Am vergangenen Mittwoch (12. September) absolvierte die Bauhof- und Verwaltungsstaffel der Freiwilligen Feuerwehr Wegberg einen umfangreichen Ausbildungstag auf der NATO AIR BASE in Geilenkirchen.
Dort konnten die Einsatzkräfte unter Realbedingungen ihre Leistungsfähigkeit deutlich unter Beweis stellen.
Der Leiter der Feuerwehr Wegberg, STBI Dietmar Gisbertz, hatte sich dazu gleiche mehrere Einsatzszenarien ausgedacht.
Gleich nach Ankunft auf dem Übungsgelände galt es einen Waldbrand abzulöschen. Erschwerend kam hinzu, dass sich in diesem Waldstück noch eine vermisste Person aufhielt.
Nach dieser schweißtreibenden Aufgabe gab es eine kurze Kaffeepause im Übungsgebiet. Doch bereits während dieser Pause kam unerwartet der 2. Alarm auf die Einsatzkräfte zu.
Das Alarmstichwort lautete nun „Person unter PKW eingeklemmt“. Auch hier fanden die Einsatzkräfte eine Reallage vor. Ein ca. 80 kg schwerer Dummy lag unter einem stark beschädigten PKW und musste mit umfangreichen technischen Mitteln befreit werden.
Die 3. Einsatzlage hieß dann “Brand eines Tankwagens“. Auch hier wurde den Einsatzkräften viel abverlangt, galt es doch die Straße zu sichern, den brennbaren Stoff zu lokalisieren und umfangreiche Löschmaßnahmen einzuleiten. Auf Grund des brennbaren Stoffes reichte hier ein mit Wasser geführter Löschangriff nicht aus. So entschied sich der Einsatzleiter, hier einen Schaumangriff aufbauen zu lassen. Nachdem der komplette Tankwagen vollumfänglich eingeschäumt war, konnte der Übungsleitung auch „Feuer aus“ gemeldet werden.

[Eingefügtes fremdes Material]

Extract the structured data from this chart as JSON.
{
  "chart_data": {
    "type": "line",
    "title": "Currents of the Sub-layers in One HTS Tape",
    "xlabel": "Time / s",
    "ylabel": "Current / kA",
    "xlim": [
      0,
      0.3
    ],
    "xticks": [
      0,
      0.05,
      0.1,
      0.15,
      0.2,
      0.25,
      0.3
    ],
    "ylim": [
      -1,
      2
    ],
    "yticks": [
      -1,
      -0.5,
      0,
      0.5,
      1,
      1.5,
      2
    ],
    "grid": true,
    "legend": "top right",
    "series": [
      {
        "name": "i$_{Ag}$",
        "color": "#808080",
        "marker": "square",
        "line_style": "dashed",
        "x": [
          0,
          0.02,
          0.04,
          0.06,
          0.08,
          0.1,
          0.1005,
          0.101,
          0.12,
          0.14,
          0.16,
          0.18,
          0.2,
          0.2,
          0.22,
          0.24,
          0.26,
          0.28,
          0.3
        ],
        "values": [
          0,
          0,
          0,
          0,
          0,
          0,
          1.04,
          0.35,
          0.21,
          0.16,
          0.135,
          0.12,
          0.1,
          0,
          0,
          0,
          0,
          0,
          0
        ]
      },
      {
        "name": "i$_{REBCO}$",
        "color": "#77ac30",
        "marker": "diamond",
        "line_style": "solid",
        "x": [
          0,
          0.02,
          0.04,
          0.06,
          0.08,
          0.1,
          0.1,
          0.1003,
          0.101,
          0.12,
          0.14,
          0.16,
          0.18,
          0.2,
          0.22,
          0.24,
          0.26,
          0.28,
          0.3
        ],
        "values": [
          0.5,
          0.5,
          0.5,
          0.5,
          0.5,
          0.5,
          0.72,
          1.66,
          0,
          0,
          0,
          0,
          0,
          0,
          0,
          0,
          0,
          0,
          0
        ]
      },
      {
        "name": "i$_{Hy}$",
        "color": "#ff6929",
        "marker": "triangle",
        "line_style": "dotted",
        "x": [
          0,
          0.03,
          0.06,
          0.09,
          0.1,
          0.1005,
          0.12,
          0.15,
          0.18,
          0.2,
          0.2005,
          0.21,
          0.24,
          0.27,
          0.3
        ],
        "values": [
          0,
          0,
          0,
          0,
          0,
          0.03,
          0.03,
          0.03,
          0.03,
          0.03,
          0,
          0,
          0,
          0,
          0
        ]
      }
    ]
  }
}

Nach einer Mittagspause stand dann noch ein „Highlight“ auf dem Programm. Die angehenden Atemschutzgeräteträger dieser Gruppe (5 Kameraden) hatten die Möglichkeit ihr bereits erlerntes Wissen im Umgang mit dem Atemschutzgerät unter Realbedingungen zu testen. Für solche Einsatzübungen steht den Einsatzkräften auf der Air Base ein spezielles Brandhaus zur Verfügung.
Bei diesem Übungsobjekt handelt es sich um eine komplett ausgestattete Wohnung mit Möbeln und sonstigen Einrichtungsgegenständen.
Nun galt es in einer unbekannten, verdunkelten Wohnung, die sich über 2 Etagen erstreckte, eine leblose Person zu finden und ins Freie zu schaffen. Bei dieser schweißtreibenden Aufgabe, die aufgrund des „Brandrauches“ vollständig auf den Knien zu absolvieren war, wurde den Einsatzkräfte schnell klar, wie anspruchsvoll eine solche Menschenrettung sein kann.

Bei der gemeinsamen Abschlussbesprechung zeigten sich dann auch alle Teilnehmer hoch zufrieden mit dem Erlernten und durften als kleines Dankeschön noch die neue Feuerwache sowie die großen Flugfeldlöschfahrzeuge der Flughafenfeuerwehr besichtigen. Für alle ging so ein interessanter Ausbildungstag zu Ende.

Nein – nicht ganz, denn bereits auf der Rückfahrt nach Wegberg wurden sie durch die Leitstelle zu einem Realeinsatz nach Wildenrath alarmiert. Hier hatte ein Tankwagen größere Mengen an Heizöl verloren und es galt eine Schädigung der Umwelt zu verhindern. So nah beieinander liegen bei der Feuerwehr Einsatz und Übung.